SEATTLE, WA — Golden Age of TV star Jim Nabors—who played lovable but innocent marine in “Gomer Pyle: USMC” during the 1960s—has tied the knot with his longtime partner, Stan Cadwallader.
Nabors, 82, flew with Cadwallader, 64, a macadamia nut farmer from Hawaii and his partner of 38 years, to Seattle (where gay marriage is legal, as in the rest of Washington State) for a ceremony presided over by a friend of Nabors who serves as a judge.
Nabors and Cadwallader, whom the actor calls his “best friend,” own a macadamia farm that is part of the National Tropical Botanical Garden on the Hawaiian island of Maui.
There is an urban legend which maintains that Nabors and actor Rock Hudson were married in the 1970s, but the two were never more than friends.
As Hudson himself recounted during a 1985 interview (the actor died in October of that year, the first major celebrity to die from an AIDS-related illness), the Nabors marriage myth originated with a group of Huntington Beach, California gays whose annual parties included joke invitations.

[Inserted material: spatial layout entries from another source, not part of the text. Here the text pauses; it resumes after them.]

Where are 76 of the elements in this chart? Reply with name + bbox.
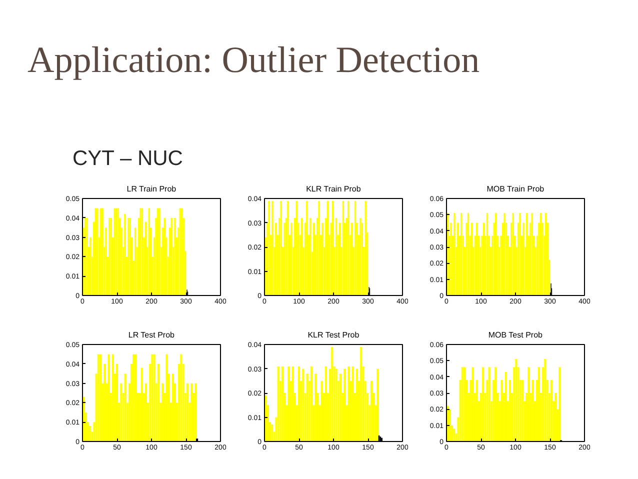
bar bbox=[476, 380, 478, 442]
bar bbox=[271, 424, 274, 442]
bar bbox=[162, 383, 164, 442]
bar bbox=[120, 383, 122, 442]
bar bbox=[335, 368, 338, 442]
chart-title: MOB Test Prob bbox=[488, 330, 544, 340]
bar bbox=[151, 354, 154, 442]
bar bbox=[554, 393, 557, 442]
bar bbox=[558, 367, 561, 442]
bar bbox=[180, 354, 182, 442]
bar bbox=[508, 380, 512, 442]
bar bbox=[277, 366, 280, 442]
bar bbox=[356, 368, 358, 442]
bar bbox=[97, 354, 100, 442]
bar bbox=[194, 383, 197, 442]
bar bbox=[134, 354, 137, 442]
bar bbox=[172, 374, 174, 442]
bar bbox=[488, 367, 490, 442]
bar bbox=[344, 368, 346, 442]
bar bbox=[298, 366, 300, 442]
bar bbox=[376, 368, 379, 442]
bar bbox=[461, 367, 464, 442]
bar bbox=[281, 366, 284, 442]
bar bbox=[140, 368, 143, 442]
bar bbox=[331, 346, 334, 442]
bar bbox=[339, 374, 342, 442]
bar bbox=[302, 368, 304, 442]
bar bbox=[453, 428, 456, 442]
bar bbox=[538, 367, 540, 442]
bar bbox=[186, 383, 188, 442]
bar bbox=[116, 364, 118, 442]
bar bbox=[550, 380, 552, 442]
bar bbox=[500, 380, 503, 442]
text: CYT – NUC bbox=[72, 147, 183, 170]
bar bbox=[482, 367, 484, 442]
bar bbox=[348, 366, 350, 442]
bar bbox=[292, 366, 294, 442]
bar bbox=[504, 372, 507, 442]
bar bbox=[544, 359, 546, 442]
bar bbox=[515, 359, 518, 442]
chart-title: LR Test Prob bbox=[128, 330, 176, 340]
bar bbox=[310, 366, 312, 442]
bar bbox=[132, 354, 135, 442]
bar bbox=[99, 354, 102, 442]
chart-title: LR Train Prob bbox=[126, 184, 177, 194]
chart-title: MOB Train Prob bbox=[486, 184, 545, 194]
bar bbox=[288, 366, 290, 442]
bar bbox=[82, 396, 85, 442]
text: Application: Outlier Detection bbox=[28, 40, 480, 81]
bar bbox=[112, 354, 114, 442]
bar bbox=[306, 374, 308, 442]
bar bbox=[89, 426, 92, 442]
bar bbox=[528, 367, 530, 442]
bar bbox=[320, 380, 323, 442]
bar bbox=[352, 366, 354, 442]
chart-title: KLR Test Prob bbox=[308, 330, 360, 340]
bar bbox=[463, 367, 466, 442]
bar bbox=[190, 383, 193, 442]
bar bbox=[324, 366, 327, 442]
bar bbox=[144, 383, 148, 442]
bar bbox=[166, 354, 168, 442]
bar bbox=[494, 367, 497, 442]
bar bbox=[104, 364, 106, 442]
bar bbox=[264, 395, 267, 442]
bar bbox=[472, 367, 474, 442]
chart-title: KLR Train Prob bbox=[306, 184, 362, 194]
bar bbox=[153, 354, 156, 442]
bar bbox=[448, 409, 451, 442]
bar bbox=[446, 406, 449, 442]
bar bbox=[532, 380, 534, 442]
bar bbox=[108, 354, 110, 442]
bar bbox=[314, 374, 317, 442]
bar bbox=[360, 346, 362, 442]
bar bbox=[157, 364, 160, 442]
bar bbox=[124, 374, 126, 442]
bar bbox=[370, 380, 372, 442]
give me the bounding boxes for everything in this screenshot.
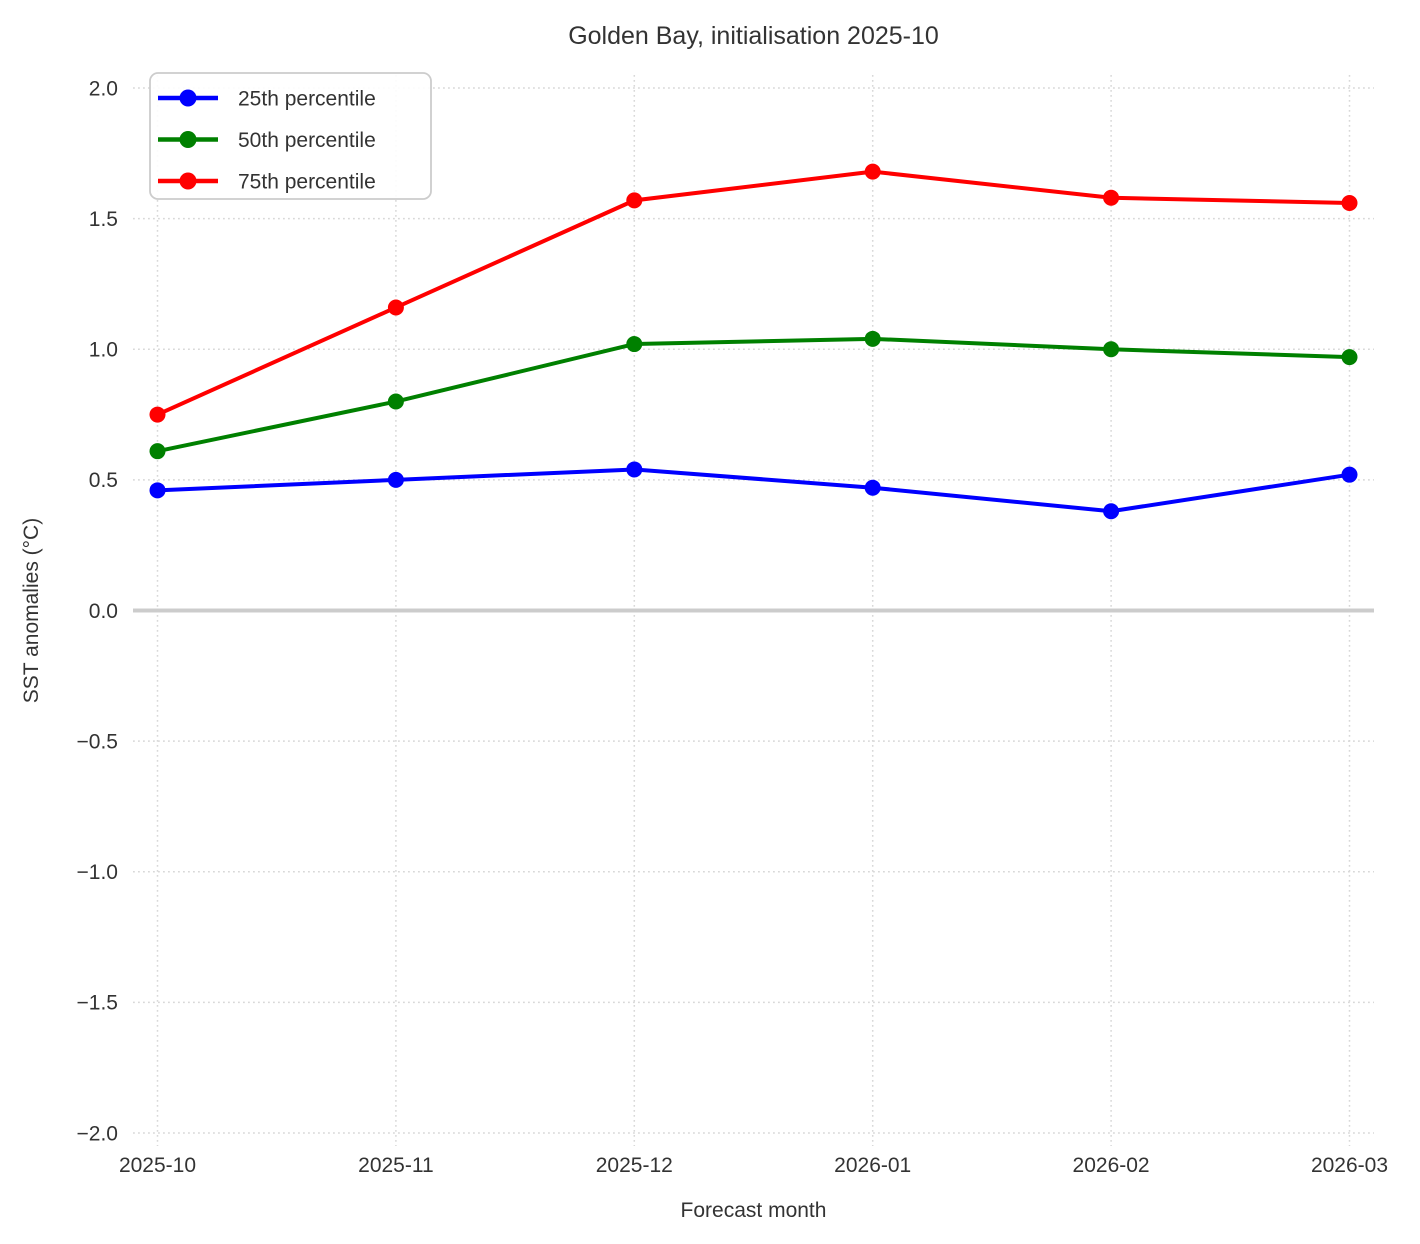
x-axis-label: Forecast month <box>681 1199 827 1222</box>
legend: 25th percentile 50th percentile 75th perce… <box>149 72 432 200</box>
legend-label: 50th percentile <box>238 129 376 152</box>
legend-box <box>149 72 432 200</box>
data-point <box>626 336 643 353</box>
x-tick-label: 2026-02 <box>1073 1154 1150 1177</box>
series-75th-percentile <box>149 163 1358 423</box>
data-point <box>1103 341 1120 358</box>
data-point <box>1341 466 1358 483</box>
x-tick-label: 2026-01 <box>834 1154 911 1177</box>
data-point <box>387 299 404 316</box>
data-point <box>864 330 881 347</box>
data-point <box>626 461 643 478</box>
x-tick-label: 2025-11 <box>358 1154 434 1177</box>
legend-label: 25th percentile <box>238 87 376 110</box>
series-25th-percentile-line <box>157 467 1350 514</box>
y-tick-label: 2.0 <box>89 77 118 100</box>
data-point <box>149 443 166 460</box>
y-tick-label: −0.5 <box>77 730 118 753</box>
x-tick-label: 2025-10 <box>119 1154 196 1177</box>
y-tick-label: −1.0 <box>77 861 118 884</box>
y-tick-label: 0.0 <box>89 600 118 623</box>
x-tick-label: 2025-12 <box>596 1154 673 1177</box>
y-tick-label: 1.0 <box>89 339 118 362</box>
data-point <box>387 471 404 488</box>
y-axis-label: SST anomalies (°C) <box>20 518 43 703</box>
data-point <box>626 192 643 209</box>
data-point <box>864 163 881 180</box>
data-point <box>864 479 881 496</box>
data-point <box>149 406 166 423</box>
legend-marker <box>179 131 197 148</box>
legend-marker <box>179 89 197 107</box>
data-point <box>149 482 166 499</box>
data-point <box>1103 189 1120 206</box>
data-point <box>1103 503 1120 520</box>
series-50th-percentile <box>149 330 1358 460</box>
data-point <box>387 393 404 410</box>
y-tick-label: 1.5 <box>89 208 118 231</box>
series-25th-percentile <box>149 461 1358 520</box>
x-tick-label: 2026-03 <box>1311 1154 1388 1177</box>
series-75th-percentile-line <box>156 169 1350 417</box>
legend-marker <box>179 172 197 190</box>
y-tick-label: −1.5 <box>77 992 118 1015</box>
y-tick-label: 0.5 <box>89 469 118 492</box>
y-tick-label: −2.0 <box>77 1122 118 1145</box>
chart-title: Golden Bay, initialisation 2025-10 <box>568 22 939 50</box>
series-50th-percentile-line <box>157 336 1350 454</box>
legend-label: 75th percentile <box>238 170 376 193</box>
data-point <box>1341 194 1358 211</box>
data-point <box>1341 349 1358 366</box>
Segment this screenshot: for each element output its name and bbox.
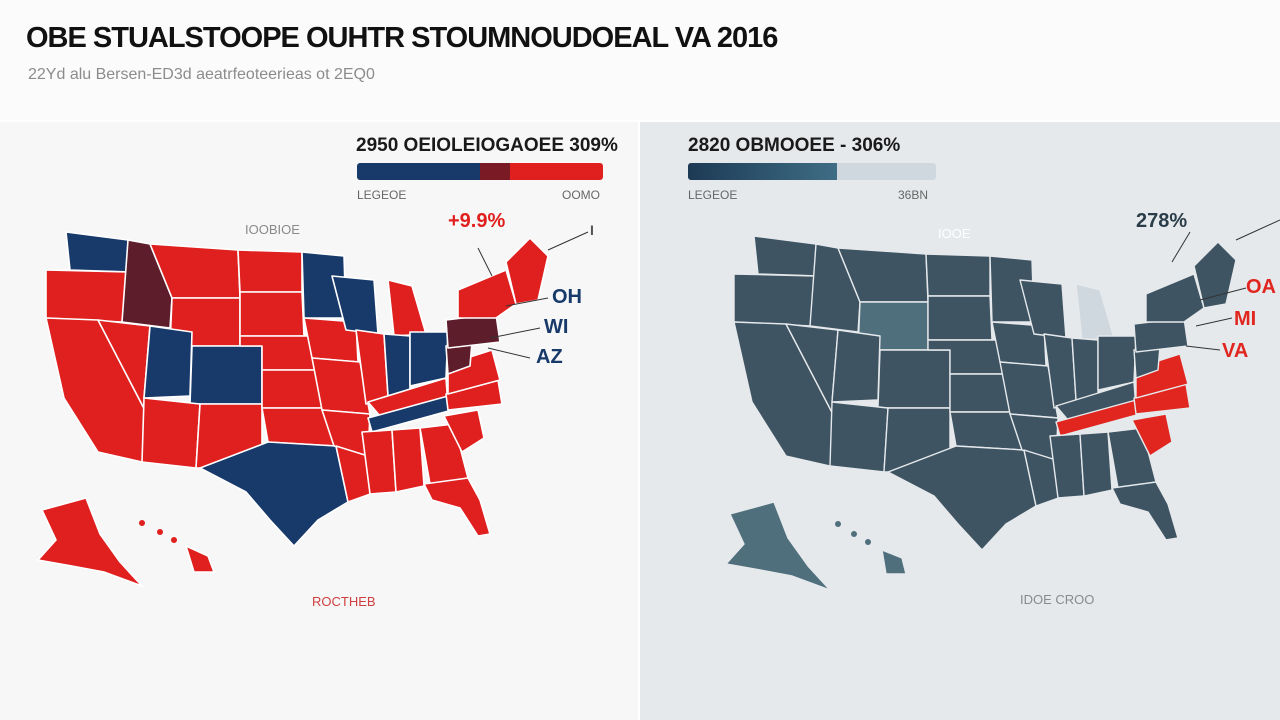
state-utah	[831, 329, 881, 403]
hawaii-island-dot	[851, 531, 857, 537]
left-bar-red-segment	[509, 163, 603, 180]
right-legend-left: LEGEOE	[688, 188, 738, 202]
state-indiana	[1071, 337, 1099, 401]
state-new-england	[1193, 241, 1237, 309]
page-title: OBE STUALSTOOPE OUHTR STOUMNOUDOEAL VA 2…	[26, 22, 778, 54]
state-oregon	[733, 273, 817, 327]
callout-line	[547, 231, 589, 251]
state-alaska	[37, 497, 143, 587]
right-legend-right: 36BN	[898, 188, 929, 202]
right-bar-title: 2820 OBMOOEE - 306%	[688, 135, 901, 156]
left-callout-wi: WI	[544, 316, 569, 338]
hawaii-island-dot	[171, 537, 177, 543]
left-bar-title: 2950 OEIOLEIOGAOEE 309%	[356, 135, 618, 156]
left-callout-az: AZ	[536, 346, 563, 368]
state-south-carolina	[1131, 413, 1173, 457]
left-callout-top-right: I	[590, 222, 594, 238]
state-colorado	[877, 349, 951, 409]
state-new-york	[457, 269, 517, 319]
state-new-york	[1145, 273, 1205, 323]
callout-line	[477, 247, 493, 277]
callout-line	[1235, 219, 1280, 241]
right-callout-va: VA	[1222, 340, 1249, 362]
right-result-bar	[688, 163, 936, 180]
left-legend-left: LEGEOE	[357, 188, 407, 202]
state-florida	[423, 477, 491, 537]
callout-line	[1185, 345, 1221, 351]
left-callout-pct: +9.9%	[448, 210, 506, 232]
state-michigan	[1075, 283, 1115, 341]
callout-line	[489, 327, 541, 339]
state-arizona	[829, 401, 889, 473]
state-pennsylvania	[1133, 317, 1189, 353]
state-new-england	[505, 237, 549, 305]
left-footer-label: ROCTHEB	[312, 594, 376, 609]
callout-line	[1199, 287, 1247, 301]
hawaii-island-dot	[157, 529, 163, 535]
left-bar-darkred-segment	[480, 163, 510, 180]
right-callout-mi: MI	[1234, 308, 1257, 330]
state-washington	[753, 235, 819, 277]
right-callout-pct: 278%	[1136, 210, 1188, 232]
hawaii-island-dot	[139, 520, 145, 526]
state-kansas	[949, 373, 1011, 413]
state-alaska	[725, 501, 831, 591]
left-result-bar	[357, 163, 603, 180]
state-north-dakota	[925, 253, 991, 297]
hawaii-island-dot	[865, 539, 871, 545]
state-hawaii	[881, 549, 907, 575]
right-callout-oa: OA	[1246, 276, 1276, 298]
right-map-label: IOOE	[938, 226, 971, 241]
state-alabama	[1079, 431, 1113, 497]
state-south-dakota	[927, 295, 993, 341]
callout-line	[505, 297, 549, 307]
page-subtitle: 22Yd alu Bersen-ED3d aeatrfeoteerieas ot…	[28, 66, 375, 83]
state-ohio	[1097, 335, 1137, 391]
right-bar-fill	[688, 163, 837, 180]
callout-line	[487, 347, 531, 359]
callout-line	[1171, 231, 1191, 263]
state-south-carolina	[443, 409, 485, 453]
header: OBE STUALSTOOPE OUHTR STOUMNOUDOEAL VA 2…	[0, 0, 1280, 120]
state-texas	[199, 441, 349, 547]
left-bar-blue-segment	[357, 163, 480, 180]
callout-line	[1195, 317, 1233, 327]
state-hawaii	[185, 545, 215, 573]
state-florida	[1111, 481, 1179, 541]
hawaii-island-dot	[835, 521, 841, 527]
state-texas	[887, 445, 1037, 551]
left-callout-oh: OH	[552, 286, 582, 308]
left-legend-right: OOMO	[562, 188, 600, 202]
state-alabama	[391, 427, 425, 493]
left-map-label: IOOBIOE	[245, 222, 300, 237]
right-footer-label: IDOE CROO	[1020, 592, 1095, 607]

“There appears to be a couple of elderly or middle-aged homosexuals who live in Huntingdon Beach, which is just down the coast from Los Angeles, who every year give a party, a big party, 500 people or so,” Hudson explained.
“And they invite everyone they know. It’s an engraved invitation, and to make it amusing they will say ‘You’re cordially invited to the coronation of Queen Elizabeth in Huntingdon Beach.’ One year the invitation was, ‘You are cordially invited to the wedding reception of Rock Hudson and Jim Nabors,’” with the punch line being that Hudson would take the surname of Nabors’ character, Gomer Pyle, becoming “Rock Pyle.”
Those who didn’t get the joke spread the rumor.
“It went all over the country,” Hudson said, even though Nabors was datingCadwallader, whom he married last month.
Both Nabors and Hudson were closeted at that time, and because of the fear they might be outed, never spoke to the other again.